10 - Dispersion in a magnetized plasma

Summary

Dielectric tensors

The inclusion of a magnetic field leads to a considerable increase in the richness and variety of the wave motions which can exist in a plasma. It also leads to a qualitative change in the orbits of the particles, which become spirals about the magnetic field lines. This affects the nature of particle-wave interactions. Not surprisingly, the generalization from unmagnetized to magnetized plasmas involves a marked increase in algebraic complexity of the relevant formulas. However the basic principles do not change.

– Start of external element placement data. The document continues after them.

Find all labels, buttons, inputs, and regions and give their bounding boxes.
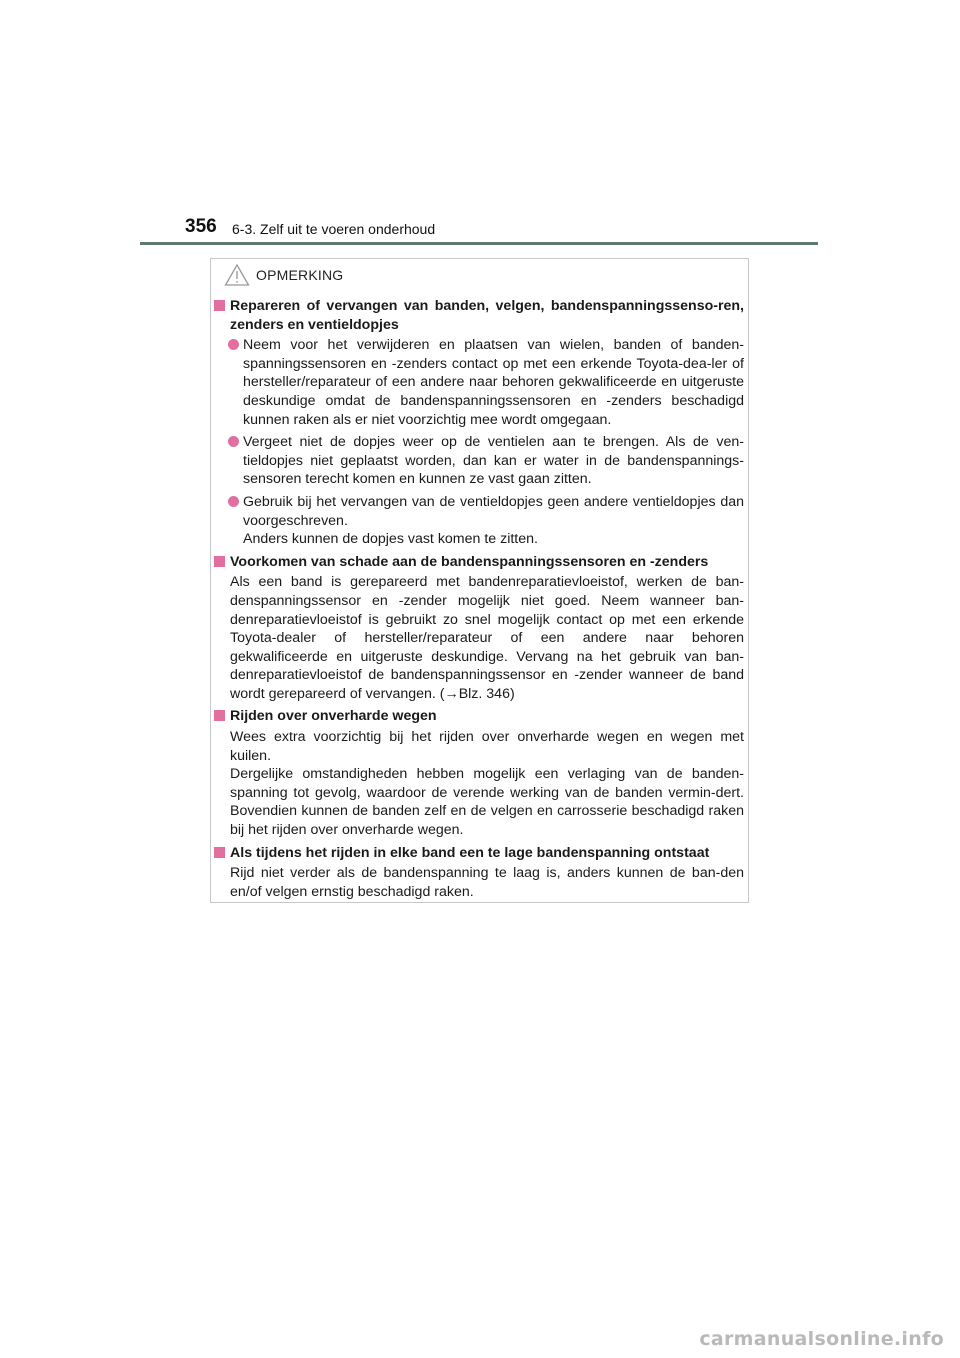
- list-item: [228, 493, 744, 549]
- paragraph-line: Wees extra voorzichtig bij het rijden over onverharde wegen en wegen met kuilen.: [230, 729, 744, 764]
- notice-section: [214, 553, 744, 704]
- section-heading-text: Als tijdens het rijden in elke band een te lage bandenspanning ontstaat: [230, 844, 710, 861]
- square-bullet-icon: [214, 847, 225, 858]
- section-heading-text: Repareren of vervangen van banden, velgen, bandenspanningssenso-ren, zenders en ventieldopjes: [230, 298, 744, 333]
- square-bullet-icon: [214, 710, 225, 721]
- list-item-text: [243, 493, 744, 549]
- notice-section: [214, 297, 744, 549]
- section-paragraph: [230, 728, 744, 840]
- notice-box: [210, 258, 749, 903]
- notice-content: [214, 297, 744, 905]
- list-item-line: Anders kunnen de dopjes vast komen te zitten.: [243, 531, 538, 548]
- section-heading: [214, 297, 744, 334]
- list-item-text: Vergeet niet de dopjes weer op de ventielen aan te brengen. Als de ven-tieldopjes niet geplaatst worden, dan kan er water in de bandenspannings-sensoren terecht komen en kunnen ze vast gaan zitten.: [243, 434, 744, 488]
- section-heading: [214, 707, 744, 726]
- list-item-text: Neem voor het verwijderen en plaatsen van wielen, banden of banden-spanningssensoren en -zenders contact op met een erkende Toyota-dea-ler of hersteller/reparateur of een andere naar behoren gekwalificeerde en uitgeruste deskundige omdat de bandenspanningssensoren en -zenders beschadigd kunnen raken als er niet voorzichtig mee wordt omgegaan.: [243, 337, 744, 428]
- notice-section: [214, 707, 744, 839]
- notice-header: [224, 261, 343, 289]
- section-heading: [214, 553, 744, 572]
- circle-bullet-icon: [228, 496, 239, 507]
- watermark: carmanualsonline.info: [699, 1328, 944, 1350]
- square-bullet-icon: [214, 300, 225, 311]
- warning-icon: [224, 263, 250, 287]
- section-paragraph: Als een band is gerepareerd met bandenreparatievloeistof, werken de ban-denspanningssensor en -zender mogelijk niet goed. Neem wanneer ban-denreparatievloeistof is gebruikt zo snel mogelijk contact op met een erkende Toyota-dealer of hersteller/reparateur of een andere naar behoren gekwalificeerde en uitgeruste deskundige. Vervang na het gebruik van ban-denreparatievloeistof de bandenspanningssensor en -zender wanneer de band wordt gerepareerd of vervangen. (→Blz. 346): [230, 574, 744, 702]
- section-heading-text: Rijden over onverharde wegen: [230, 708, 437, 725]
- header-rule: [140, 242, 818, 245]
- section-heading: [214, 844, 744, 863]
- notice-label: OPMERKING: [256, 267, 344, 283]
- circle-bullet-icon: [228, 436, 239, 447]
- list-item: [228, 433, 744, 489]
- section-title: 6-3. Zelf uit te voeren onderhoud: [232, 221, 436, 237]
- notice-section: [214, 844, 744, 902]
- square-bullet-icon: [214, 556, 225, 567]
- list-item: [228, 336, 744, 429]
- list-item-line: Gebruik bij het vervangen van de ventieldopjes geen andere ventieldopjes dan voorgeschreven.: [243, 493, 744, 529]
- page-number: 356: [185, 216, 217, 237]
- section-paragraph: Rijd niet verder als de bandenspanning te laag is, anders kunnen de ban-den en/of velgen ernstig beschadigd raken.: [230, 865, 744, 900]
- circle-bullet-icon: [228, 339, 239, 350]
- paragraph-line: Dergelijke omstandigheden hebben mogelijk een verlaging van de banden-spanning tot gevolg, waardoor de verende werking van de banden vermin-dert. Bovendien kunnen de banden zelf en de velgen en carrosserie beschadigd raken bij het rijden over onverharde wegen.: [230, 766, 744, 839]
- section-heading-text: Voorkomen van schade aan de bandenspanningssensoren en -zenders: [230, 553, 709, 570]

In this Chapter the generalization (to the magnetized case) of the calculations of the dielectric tensor (§10.1) and of the quasilinear equations for wave-particle interactions (§10.5) are presented, and the properties of important classes of waves are discussed. The case of cold plasma wave modes is treated in a formal way in §10.2, the magnetoionic wave modes are discussed in §10.3, and low frequency wave modes are treated in §10.4. The waves discussed in detail in this chapter can nearly all be regarded either as magnetized versions of the waves in an unmagnetized plasma or as collisionless analogs of the MHD waves. There are other wave modes which are intrinsic to collisionless magnetized plasmas; some of these are discussed in Chapter 12.

For an unmagnetized plasma there are three equivalent methods for calculating the response tensors: the cold-plasma method (§2.1), generalized as discussed following (2.25), the Vlasov approach (§2.2) and the forward-scattering method (§5.5).